How do you come up with these buying stages for your industry?
The key here is to study your buyers’ buying journey. You need to simulate patterns from earlier buyers to arrive at your stages. While defining the stages, you need to have clear entry and exit point for every stage. Remember that the idea is to deliver value to your prospect at every stage. Example, if downloading a certain brochure from your website is earmarked as one stage in your buyer’s journey, you need to assess if that plays an important part in the buying process. You also need to check if there is value for your buyer from the ‘brochure download’ to take him further to the next stage. The purpose of a sales pipeline is to keep your sales organised and delivering value to you at every juncture. It may be best to keep your stages at an optimal number all the time.
Does your pipeline measure up?
Having a pipeline is not enough. It needs to measure up to certain benchmarks if you wish it to be effective. Measuring the effectiveness of your pipeline helps you understand your sales graph, assess the gaps, fill them up and move ahead to a sterling performance.
How do you measure your pipeline performance?
a) Deal size: Find out your average deal size. Is it a high value or high volume one? With high value, you can achieve your sales targets with lesser numbers. The question to ask yourself is – ‘How do I convert my deals into high value ones?’
b) Pipeline coverage stats: Look at your pipeline (a CRM can be a handy tool if used effectively). See if you have enough leads at the entry point; monitor your growth rate. If you have a growing number of leads entering, you stand a good chance to achieve your targeted sales quota.
c) Pipeline length performance: This is the average time that a lead takes to move from the entry to the final stage of the pipeline. Monitor the transition rate to the next stage. If you spot bottlenecks, understand what the reasons could be. Solve that problem and ensure smoother flows to the conversion stage.

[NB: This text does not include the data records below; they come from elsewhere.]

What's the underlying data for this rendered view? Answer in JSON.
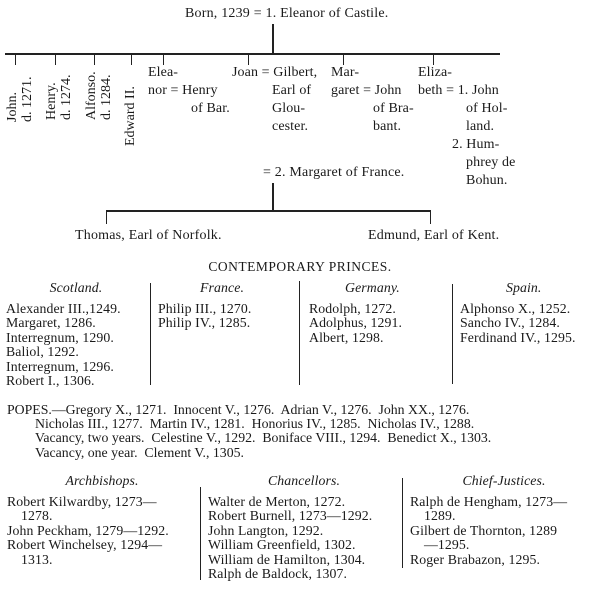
{
  "genealogy": {
    "first_marriage": "Born, 1239 = 1. Eleanor of Castile.",
    "children_first": [
      {
        "line1": "John.",
        "line2": "d. 1271."
      },
      {
        "line1": "Henry.",
        "line2": "d. 1274."
      },
      {
        "line1": "Alfonso.",
        "line2": "d. 1284."
      },
      {
        "line1": "Edward II.",
        "line2": ""
      }
    ],
    "eleanor": [
      "Elea-",
      "nor = Henry",
      "of Bar."
    ],
    "joan": [
      "Joan = Gilbert,",
      "Earl of",
      "Glou-",
      "cester."
    ],
    "margaret": [
      "Mar-",
      "garet = John",
      "of Bra-",
      "bant."
    ],
    "elizabeth": [
      "Eliza-",
      "beth = 1. John",
      "of Hol-",
      "land.",
      "2. Hum-",
      "phrey de",
      "Bohun."
    ],
    "second_marriage": "= 2. Margaret of France.",
    "children_second": [
      "Thomas, Earl of Norfolk.",
      "Edmund, Earl of Kent."
    ]
  },
  "princes": {
    "title": "CONTEMPORARY PRINCES.",
    "columns": [
      {
        "heading": "Scotland.",
        "items": [
          "Alexander III.,1249.",
          "Margaret, 1286.",
          "Interregnum, 1290.",
          "Baliol, 1292.",
          "Interregnum, 1296.",
          "Robert I., 1306."
        ]
      },
      {
        "heading": "France.",
        "items": [
          "Philip III., 1270.",
          "Philip IV., 1285."
        ]
      },
      {
        "heading": "Germany.",
        "items": [
          "Rodolph, 1272.",
          "Adolphus, 1291.",
          "Albert, 1298."
        ]
      },
      {
        "heading": "Spain.",
        "items": [
          "Alphonso X., 1252.",
          "Sancho IV., 1284.",
          "Ferdinand IV., 1295."
        ]
      }
    ]
  },
  "popes": {
    "lines": [
      "POPES.—Gregory X., 1271.  Innocent V., 1276.  Adrian V., 1276.  John XX., 1276.",
      "Nicholas III., 1277.  Martin IV., 1281.  Honorius IV., 1285.  Nicholas IV., 1288.",
      "Vacancy, two years.  Celestine V., 1292.  Boniface VIII., 1294.  Benedict X., 1303.",
      "Vacancy, one year.  Clement V., 1305."
    ]
  },
  "officials": {
    "columns": [
      {
        "heading": "Archbishops.",
        "items": [
          [
            "Robert Kilwardby, 1273—",
            "1278."
          ],
          [
            "John Peckham, 1279—1292."
          ],
          [
            "Robert Winchelsey, 1294—",
            "1313."
          ]
        ]
      },
      {
        "heading": "Chancellors.",
        "items": [
          [
            "Walter de Merton, 1272."
          ],
          [
            "Robert Burnell, 1273—1292."
          ],
          [
            "John Langton, 1292."
          ],
          [
            "William Greenfield, 1302."
          ],
          [
            "William de Hamilton, 1304."
          ],
          [
            "Ralph de Baldock, 1307."
          ]
        ]
      },
      {
        "heading": "Chief-Justices.",
        "items": [
          [
            "Ralph de Hengham, 1273—",
            "1289."
          ],
          [
            "Gilbert de Thornton, 1289",
            "—1295."
          ],
          [
            "Roger Brabazon, 1295."
          ]
        ]
      }
    ]
  }
}
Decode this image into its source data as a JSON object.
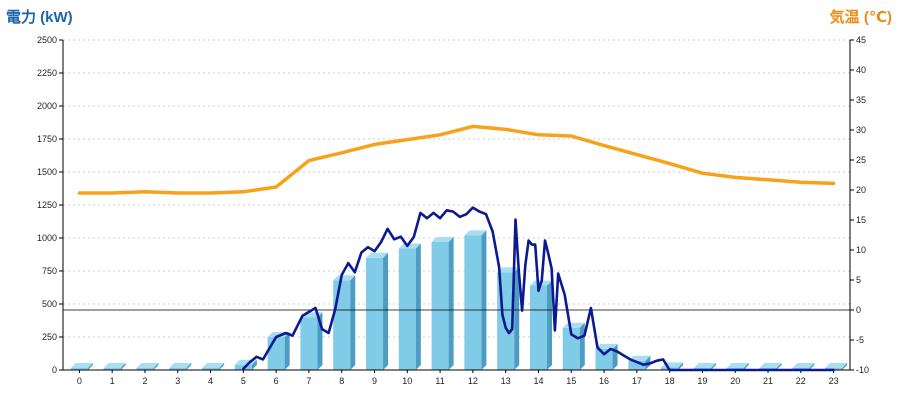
{
  "chart_data": {
    "type": "bar",
    "left_axis_label": "電力 (kW)",
    "right_axis_label": "気温 (℃)",
    "x_categories": [
      "0",
      "1",
      "2",
      "3",
      "4",
      "5",
      "6",
      "7",
      "8",
      "9",
      "10",
      "11",
      "12",
      "13",
      "14",
      "15",
      "16",
      "17",
      "18",
      "19",
      "20",
      "21",
      "22",
      "23"
    ],
    "y_left_ticks": [
      "0",
      "250",
      "500",
      "750",
      "1000",
      "1250",
      "1500",
      "1750",
      "2000",
      "2250",
      "2500"
    ],
    "y_right_ticks": [
      "-10",
      "-5",
      "0",
      "5",
      "10",
      "15",
      "20",
      "25",
      "30",
      "35",
      "40",
      "45"
    ],
    "y_left_range": [
      0,
      2500
    ],
    "y_right_range": [
      -10,
      45
    ],
    "grid": true,
    "colors": {
      "bars": "#7fcbe8",
      "power_line": "#0c1a8f",
      "temperature_line": "#f7a21b",
      "left_title": "#1c64a8",
      "right_title": "#f08a16"
    },
    "series": [
      {
        "type": "bar",
        "axis": "left",
        "values": [
          0,
          0,
          0,
          0,
          0,
          40,
          250,
          400,
          680,
          850,
          920,
          970,
          1020,
          740,
          640,
          320,
          160,
          70,
          20,
          0,
          0,
          0,
          0,
          0
        ]
      },
      {
        "type": "line",
        "axis": "left",
        "x": [
          5.0,
          5.2,
          5.4,
          5.6,
          6.0,
          6.3,
          6.5,
          6.8,
          7.0,
          7.2,
          7.4,
          7.6,
          7.8,
          8.0,
          8.2,
          8.4,
          8.6,
          8.8,
          9.0,
          9.2,
          9.4,
          9.6,
          9.8,
          10.0,
          10.2,
          10.4,
          10.6,
          10.8,
          11.0,
          11.2,
          11.4,
          11.6,
          11.8,
          12.0,
          12.2,
          12.4,
          12.6,
          12.8,
          12.9,
          13.0,
          13.1,
          13.2,
          13.3,
          13.4,
          13.5,
          13.6,
          13.7,
          13.8,
          13.9,
          14.0,
          14.1,
          14.2,
          14.3,
          14.4,
          14.5,
          14.6,
          14.8,
          15.0,
          15.2,
          15.4,
          15.6,
          15.8,
          16.0,
          16.2,
          16.4,
          16.6,
          16.8,
          17.0,
          17.2,
          17.4,
          17.6,
          17.8,
          18.0,
          18.5,
          19,
          20,
          21,
          22,
          23
        ],
        "y": [
          10,
          60,
          100,
          80,
          250,
          280,
          260,
          410,
          440,
          470,
          310,
          280,
          460,
          720,
          810,
          740,
          890,
          930,
          900,
          970,
          1070,
          990,
          1010,
          940,
          1010,
          1190,
          1150,
          1190,
          1150,
          1210,
          1200,
          1160,
          1180,
          1230,
          1200,
          1180,
          1050,
          780,
          420,
          320,
          280,
          310,
          1140,
          750,
          450,
          800,
          980,
          950,
          950,
          600,
          680,
          980,
          880,
          770,
          300,
          730,
          570,
          270,
          240,
          260,
          470,
          170,
          120,
          160,
          140,
          110,
          80,
          60,
          40,
          50,
          70,
          80,
          0,
          0,
          0,
          0,
          0,
          0,
          0
        ]
      },
      {
        "type": "line",
        "axis": "right",
        "x": [
          0,
          1,
          2,
          3,
          4,
          5,
          6,
          7,
          8,
          9,
          10,
          11,
          12,
          13,
          14,
          15,
          16,
          17,
          18,
          19,
          20,
          21,
          22,
          23
        ],
        "y": [
          19.5,
          19.5,
          19.7,
          19.5,
          19.5,
          19.7,
          20.5,
          24.9,
          26.2,
          27.6,
          28.4,
          29.2,
          30.6,
          30.1,
          29.2,
          29.0,
          27.4,
          25.9,
          24.4,
          22.8,
          22.1,
          21.7,
          21.3,
          21.1
        ]
      }
    ]
  }
}
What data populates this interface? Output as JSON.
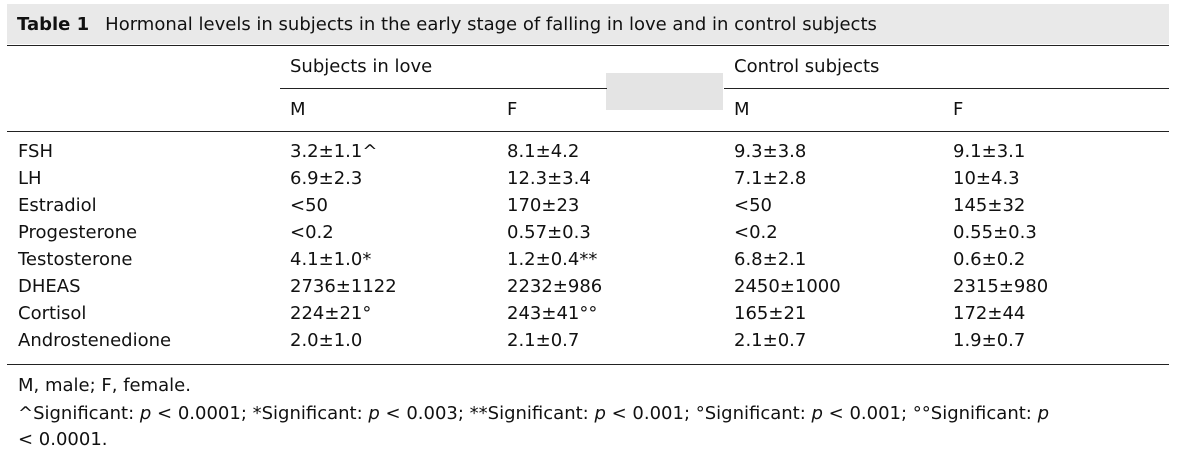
{
  "table": {
    "label": "Table 1",
    "caption": "Hormonal levels in subjects in the early stage of falling in love and in control subjects",
    "group_headers": [
      "Subjects in love",
      "Control subjects"
    ],
    "sub_headers": [
      "M",
      "F",
      "M",
      "F"
    ],
    "rows": [
      {
        "name": "FSH",
        "cells": [
          "3.2±1.1^",
          "8.1±4.2",
          "9.3±3.8",
          "9.1±3.1"
        ]
      },
      {
        "name": "LH",
        "cells": [
          "6.9±2.3",
          "12.3±3.4",
          "7.1±2.8",
          "10±4.3"
        ]
      },
      {
        "name": "Estradiol",
        "cells": [
          "<50",
          "170±23",
          "<50",
          "145±32"
        ]
      },
      {
        "name": "Progesterone",
        "cells": [
          "<0.2",
          "0.57±0.3",
          "<0.2",
          "0.55±0.3"
        ]
      },
      {
        "name": "Testosterone",
        "cells": [
          "4.1±1.0*",
          "1.2±0.4**",
          "6.8±2.1",
          "0.6±0.2"
        ]
      },
      {
        "name": "DHEAS",
        "cells": [
          "2736±1122",
          "2232±986",
          "2450±1000",
          "2315±980"
        ]
      },
      {
        "name": "Cortisol",
        "cells": [
          "224±21°",
          "243±41°°",
          "165±21",
          "172±44"
        ]
      },
      {
        "name": "Androstenedione",
        "cells": [
          "2.0±1.0",
          "2.1±0.7",
          "2.1±0.7",
          "1.9±0.7"
        ]
      }
    ],
    "footnote_abbrev": "M, male; F, female.",
    "footnote_sig_line1": {
      "a": "^Significant: ",
      "a_p": "p",
      "a_rest": " < 0.0001; ",
      "b": "*Significant: ",
      "b_p": "p",
      "b_rest": " < 0.003; ",
      "c": "**Significant: ",
      "c_p": "p",
      "c_rest": " < 0.001; ",
      "d": "°Significant: ",
      "d_p": "p",
      "d_rest": " < 0.001; ",
      "e": "°°Significant: ",
      "e_p": "p"
    },
    "footnote_sig_line2": "< 0.0001."
  }
}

d) Conversion rate: It all boils down to results and conversion. Sales, at the end of the day is the closures achieved, contracts won and deals cracked. Keeping a close watch on your conversion rates (leads to conversions ratio) becomes key to your sales process.
Turning the pipeline into gold
Making the most out of your pipeline is the task on hand. Here’s how you can focus on getting gold out of the pipeline. Automating without losing out on personalising: There are some buying patterns that can be capitalised on by automating, yet maintaining a personalised feel to it. There are a lot of tech tools to do this and save your valuable time.
Maintaining uniformity of stage definitions across your sales team: Define each stage in detail and communicate. This way, there is no room for confusion and chaos.
Profiling the prospect in greater detail: This will help in optimising the available prospect data and turning it into an opportunity for conversion at every stage. This way, you can tailor your pitch to align with prospect expectations. Using a CRM: This may help in monitoring how far your lead has travelled along the pipeline.
Stepping back: Assessing and analysing the process regularly – to ensure the conversion rate is improving. Your sales pipeline shows the vital stats of your business at a glance. Check regularly if you are ‘pipelining’ the right way.